A young painter on the verge of success is waylaid by the sudden death of her complicated father in this debut novel.
Veronica Gonzalez is ready to be finished struggling through her painting career. But after a brief business trip to New York City—a place she left long ago, unable to cope with its excesses—she finds herself on the cusp of a big break and a shift in her luck: she’s being offered solo exhibition space at Art Basel, a major festival for contemporary work. Upon returning to Miami, where she lives with her tepid boyfriend, her father is found near death in his apartment. After he dies in the hospital, Veronica is paralyzed by her loss, terrifying her art dealer and threatening her prospects, but then she begins to pour her emotions into her work, pulling physical and emotional reminders of her father’s life, mistakes, and legacy into a massive art piece.
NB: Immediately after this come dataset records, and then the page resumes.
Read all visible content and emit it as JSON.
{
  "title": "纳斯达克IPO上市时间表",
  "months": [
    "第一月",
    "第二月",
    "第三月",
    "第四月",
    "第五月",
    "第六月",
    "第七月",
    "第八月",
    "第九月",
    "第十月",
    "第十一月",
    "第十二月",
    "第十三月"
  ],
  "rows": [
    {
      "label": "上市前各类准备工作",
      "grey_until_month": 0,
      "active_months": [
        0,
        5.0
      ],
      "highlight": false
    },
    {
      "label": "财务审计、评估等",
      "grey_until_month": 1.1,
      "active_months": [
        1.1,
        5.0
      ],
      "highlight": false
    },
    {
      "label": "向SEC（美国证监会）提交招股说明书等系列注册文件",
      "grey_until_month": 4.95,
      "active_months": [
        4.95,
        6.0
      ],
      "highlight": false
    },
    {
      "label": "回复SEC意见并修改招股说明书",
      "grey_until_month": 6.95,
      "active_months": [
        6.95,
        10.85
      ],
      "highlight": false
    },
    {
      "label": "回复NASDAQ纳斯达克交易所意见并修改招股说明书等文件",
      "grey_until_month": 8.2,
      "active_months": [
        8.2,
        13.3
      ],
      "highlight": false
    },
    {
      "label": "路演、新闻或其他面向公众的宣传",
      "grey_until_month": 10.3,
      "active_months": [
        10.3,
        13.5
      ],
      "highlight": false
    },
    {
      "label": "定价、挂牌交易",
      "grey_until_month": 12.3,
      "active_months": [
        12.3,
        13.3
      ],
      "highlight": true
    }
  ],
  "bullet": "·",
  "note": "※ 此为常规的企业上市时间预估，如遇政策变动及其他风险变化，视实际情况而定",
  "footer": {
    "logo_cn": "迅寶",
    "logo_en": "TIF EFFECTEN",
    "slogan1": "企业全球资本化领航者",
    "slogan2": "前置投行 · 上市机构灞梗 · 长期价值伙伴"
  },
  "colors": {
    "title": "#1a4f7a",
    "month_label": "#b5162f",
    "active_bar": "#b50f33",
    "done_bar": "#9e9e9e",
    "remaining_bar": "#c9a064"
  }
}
Once this project begins, the novel’s chapters are titled with paint colors—Payne’s gray, hunter green, orange—and the subsequent memory or scenes revolve around that theme, sometimes literally, sometimes more loosely. This formal conceit is a risky move, in that it only emerges partway through the novel, but it succeeds, giving the reader a hauntingly fragmented portrait of a woman trying to pay homage to and be honest with herself about her father’s great love and cruelty and the nuance of her heritage. Veronica’s story is a relentless engine, told in rich, smart prose and lucid detail—equal parts elegy and portrait of an artist.
A lush, vibrant portrayal of the creative process, a daughter’s love, and the unstoppable maelstrom of grief.